KS2011: Patch review

By Jonathan Corbet
October 24, 2011

2011 Kernel Summit coverage

The "patch review" session at the 2011 Kernel Summit went off in some interesting directions, but it all started with Rafael Wysocki making the claim that we simply do not do enough patch review. How, he said, can we fix that? And how can we get thorough review of patches? Just getting a Reviewed-by tag, he said, is often not really enough to give confidence in a patch. That led to some discussion of the relative meaning and merit of Reviewed-by and Signed-off-by. The latter is a much stronger statement in the end, and, it was agreed, carries more weight.

Ted Ts'o talked about the plight of developers who get a lot of detail-oriented review which they duly address. Only later does a subsystem maintainer come by and say that the basic premise of the patch is wrong and that the previous revisions were for nothing. It would be better, he said, if maintainers could perform high-level review of patches quickly to help developers avoid useless work. Ingo Molnar disagreed, saying that reviewer bandwidth is, in general, the limiting factor in kernel development. So he insists that the code be clean and free of stylistic problems before he will review it at all.

Another issue raised by Ted is ensuring that problems raised in previous reviews have been addressed in a new revision of a patch set. Tools like Gerrit, he said, can be most helpful in this regard. With Gerrit, it is possible to look at the changes in a patch over time and to track the comments that were made. At his work, use of Gerrit is mandated by policy, and it helps a lot.

Johannes Berg said that there is more review happening than people think, it's just that a lot of it is invisible. He looks at almost every wireless patch that goes by but, if he sees nothing to complain about, he'll usually just move on quietly. Responding to every patch, even if he has no objections, would increase the amount of email flying around and slow things down.

Peter Zijlstra complained that he has a whole mailbox full of patches that he needs to review.

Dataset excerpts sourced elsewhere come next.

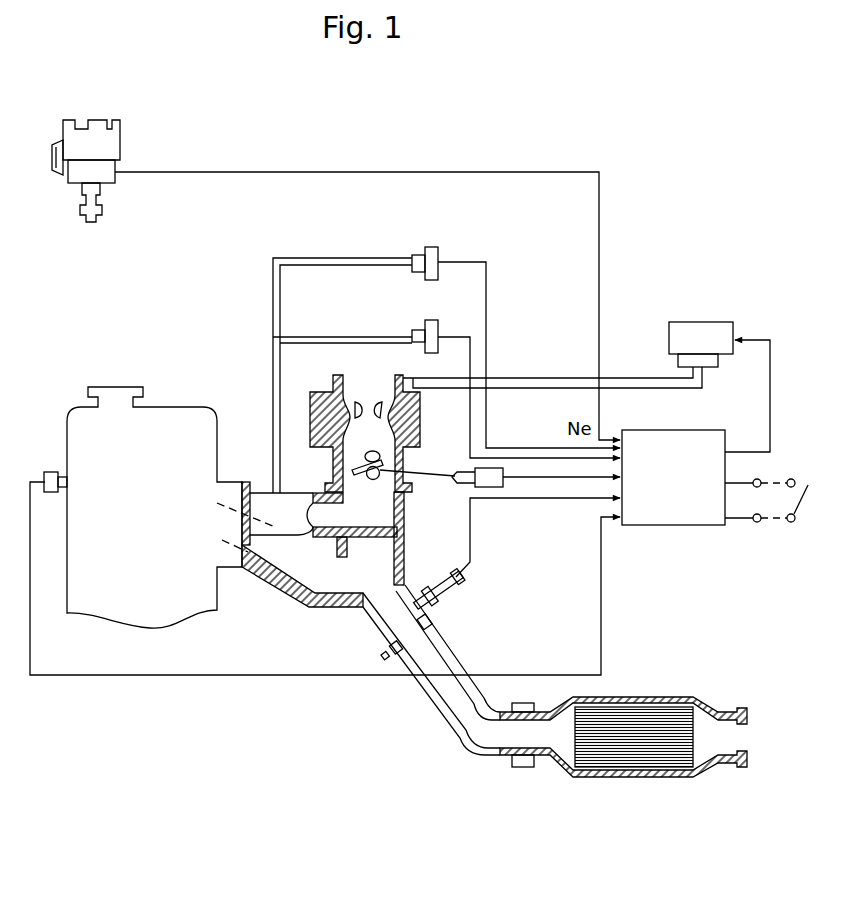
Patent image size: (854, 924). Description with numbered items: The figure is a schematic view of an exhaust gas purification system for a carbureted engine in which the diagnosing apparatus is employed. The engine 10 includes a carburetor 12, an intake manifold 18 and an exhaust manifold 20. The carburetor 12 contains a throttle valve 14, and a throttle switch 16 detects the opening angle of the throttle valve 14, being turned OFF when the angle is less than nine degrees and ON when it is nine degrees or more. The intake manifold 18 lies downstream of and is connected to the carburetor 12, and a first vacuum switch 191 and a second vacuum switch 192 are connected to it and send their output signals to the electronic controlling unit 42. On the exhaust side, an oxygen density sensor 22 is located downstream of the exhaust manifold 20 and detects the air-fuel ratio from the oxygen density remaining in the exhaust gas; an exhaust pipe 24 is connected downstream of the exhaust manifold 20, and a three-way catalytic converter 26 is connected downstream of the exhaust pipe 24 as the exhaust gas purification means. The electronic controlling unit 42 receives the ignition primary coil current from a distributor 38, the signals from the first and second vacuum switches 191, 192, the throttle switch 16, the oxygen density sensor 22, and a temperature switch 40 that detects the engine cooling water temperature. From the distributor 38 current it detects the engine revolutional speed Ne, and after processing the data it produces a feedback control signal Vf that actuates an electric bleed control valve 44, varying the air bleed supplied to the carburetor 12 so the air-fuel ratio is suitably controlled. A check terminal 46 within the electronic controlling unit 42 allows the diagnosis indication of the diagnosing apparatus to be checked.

The engine 10 is at (124, 384).
The carburetor 12 is at (318, 388).
The throttle valve 14 is at (383, 463).
The throttle switch 16 is at (477, 487).
The intake manifold 18 is at (263, 490).
The first vacuum switch 191 is at (440, 252).
The second vacuum switch 192 is at (440, 328).
The exhaust manifold 20 is at (302, 601).
The oxygen density sensor 22 is at (441, 593).
The exhaust pipe 24 is at (427, 704).
The three-way catalytic converter 26 is at (655, 697).
The distributor 38 is at (120, 138).
The temperature switch 40 is at (51, 471).
The electronic controlling unit 42 is at (657, 530).
The electric bleed control valve 44 is at (688, 321).
The check terminal 46 is at (752, 531).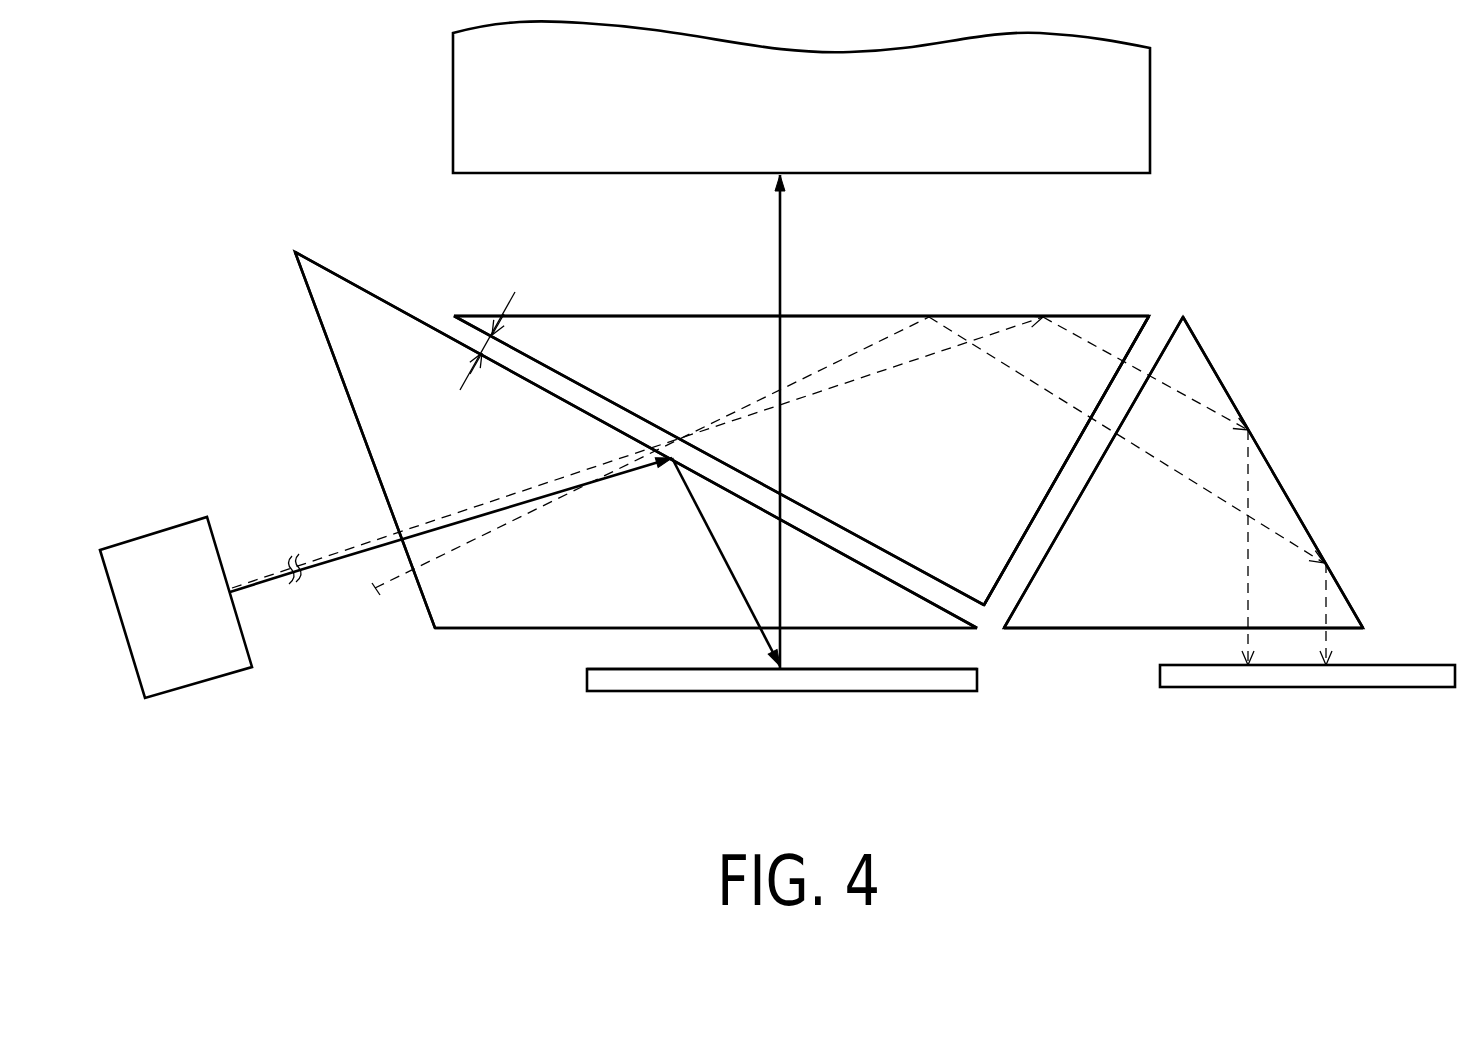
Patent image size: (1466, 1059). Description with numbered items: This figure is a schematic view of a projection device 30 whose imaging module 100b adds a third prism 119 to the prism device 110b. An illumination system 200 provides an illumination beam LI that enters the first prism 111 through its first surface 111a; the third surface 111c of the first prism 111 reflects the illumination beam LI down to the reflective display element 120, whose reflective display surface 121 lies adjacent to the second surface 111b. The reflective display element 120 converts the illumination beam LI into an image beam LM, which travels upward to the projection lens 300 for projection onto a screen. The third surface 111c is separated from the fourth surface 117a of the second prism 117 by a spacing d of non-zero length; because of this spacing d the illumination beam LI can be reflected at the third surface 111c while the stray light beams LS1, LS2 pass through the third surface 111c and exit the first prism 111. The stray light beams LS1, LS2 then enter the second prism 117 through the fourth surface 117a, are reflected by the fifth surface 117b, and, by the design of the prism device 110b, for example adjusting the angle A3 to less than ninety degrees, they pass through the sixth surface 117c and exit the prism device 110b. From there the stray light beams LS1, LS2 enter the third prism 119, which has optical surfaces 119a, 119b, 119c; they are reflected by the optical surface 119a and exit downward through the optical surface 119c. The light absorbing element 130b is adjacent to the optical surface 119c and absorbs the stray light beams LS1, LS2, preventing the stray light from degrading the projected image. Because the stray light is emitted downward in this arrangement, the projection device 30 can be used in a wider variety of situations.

The projection device 30 is at (258, 114).
The projection lens 300 is at (1123, 105).
The first prism 111 is at (485, 632).
The first surface 111a is at (313, 300).
The second surface 111b is at (548, 632).
The third surface 111c is at (393, 305).
The second prism 117 is at (575, 316).
The fourth surface 117a is at (861, 542).
The fifth surface 117b is at (721, 318).
The sixth surface 117c is at (1003, 578).
The prism device 110b is at (1030, 312).
The angle A3 is at (1136, 340).
The spacing d is at (475, 337).
The third prism 119 is at (1275, 473).
The optical surface 119a is at (1290, 501).
The optical surface 119b is at (1164, 350).
The optical surface 119c is at (1094, 622).
The imaging module 100b is at (1132, 662).
The reflective display element 120 is at (672, 682).
The reflective display surface 121 is at (891, 669).
The light absorbing element 130b is at (1418, 677).
The illumination system 200 is at (158, 562).
The image beam LM is at (783, 290).
The illumination beam LI is at (272, 592).
The stray light beam LS1 is at (377, 594).
The stray light beam LS2 is at (343, 548).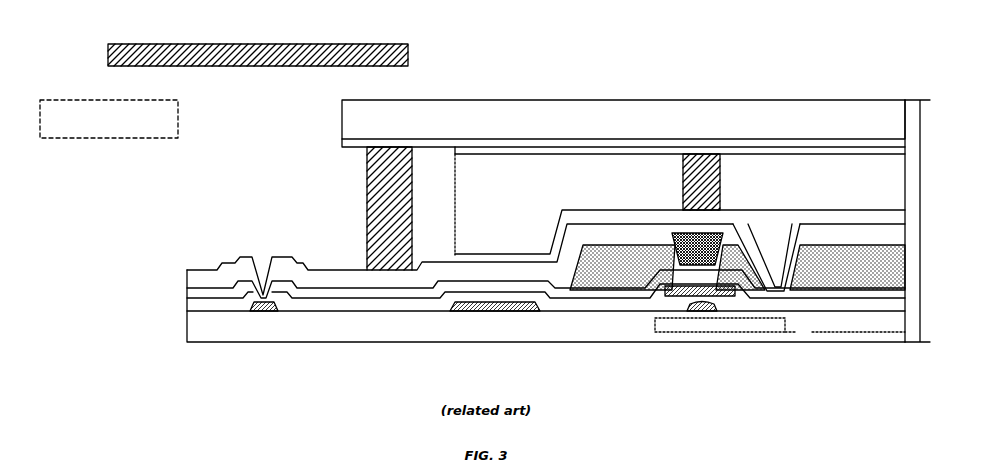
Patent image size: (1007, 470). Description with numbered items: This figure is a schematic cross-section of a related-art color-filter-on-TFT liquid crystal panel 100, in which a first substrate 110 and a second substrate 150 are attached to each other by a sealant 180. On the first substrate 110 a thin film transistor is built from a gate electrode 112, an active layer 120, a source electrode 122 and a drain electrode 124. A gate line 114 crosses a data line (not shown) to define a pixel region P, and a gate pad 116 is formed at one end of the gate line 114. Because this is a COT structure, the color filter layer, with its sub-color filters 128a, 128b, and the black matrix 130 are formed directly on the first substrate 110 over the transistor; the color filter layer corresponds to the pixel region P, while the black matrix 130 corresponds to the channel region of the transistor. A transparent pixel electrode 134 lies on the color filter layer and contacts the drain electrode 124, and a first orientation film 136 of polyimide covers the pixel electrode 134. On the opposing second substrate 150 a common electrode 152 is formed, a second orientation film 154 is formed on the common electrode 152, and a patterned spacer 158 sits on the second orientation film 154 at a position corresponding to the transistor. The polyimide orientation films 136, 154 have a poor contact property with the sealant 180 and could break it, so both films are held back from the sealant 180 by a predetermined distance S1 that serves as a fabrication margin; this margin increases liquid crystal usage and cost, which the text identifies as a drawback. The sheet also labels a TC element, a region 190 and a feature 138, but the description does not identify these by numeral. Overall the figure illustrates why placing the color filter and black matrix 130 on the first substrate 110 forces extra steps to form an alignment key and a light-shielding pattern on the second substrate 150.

The touch controller / touch sensing layer TC is at (410, 58).
The second substrate 150 is at (178, 124).
The upper substrate 190 is at (623, 119).
The common electrode 152 is at (470, 150).
The second orientation film 154 is at (525, 156).
The patterned spacer 158 is at (690, 178).
The sealant 180 is at (367, 196).
The predetermined distance S1 is at (449, 234).
The contact spacer / conductive pillar 138 is at (721, 180).
The first orientation film 136 is at (568, 209).
The transparent pixel electrode 134 is at (866, 224).
The drain electrode 124 is at (777, 292).
The red sub-color filter 128a is at (604, 244).
The green sub-color filter 128b is at (818, 243).
The black matrix 130 is at (686, 232).
The pixel region P is at (546, 299).
The source electrode 122 is at (645, 297).
The gate electrode 112 is at (693, 305).
The first substrate 110 is at (546, 323).
The gate pad 116 is at (262, 312).
The gate line 114 is at (495, 312).
The active layer 120 is at (727, 303).
The COT type liquid crystal panel 100 is at (923, 221).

Alan Cox corrected him: what Peter really has is a mailbox of patches whose developers need to find reviewers for. Trying to do all the review himself is never going to scale; that is a lesson that has been learned many times in the kernel's history. It is necessary to find a way to spread out the work.

Andrew Morton said that the quality of the reviews and Acked-by responses is not always that great. Sometimes a patch will go out, only to be followed by several Acked-by responses within a few minutes; he knows that all of those people are not reviewing that patch in that time. Some of those responses, he said, are clearly bogus. Peter suggested that "corporate interest" can be behind that kind of coordinated response. But Dave Airlie pointed out that quick acks can also happen if the patch has already been through internal review and the developers involved already know that they are happy with it. James Bottomley said that he'll often ignore reviews that come from the same company as the original patch; he will also ignore a Reviewed-by response that did not contain any actual comments.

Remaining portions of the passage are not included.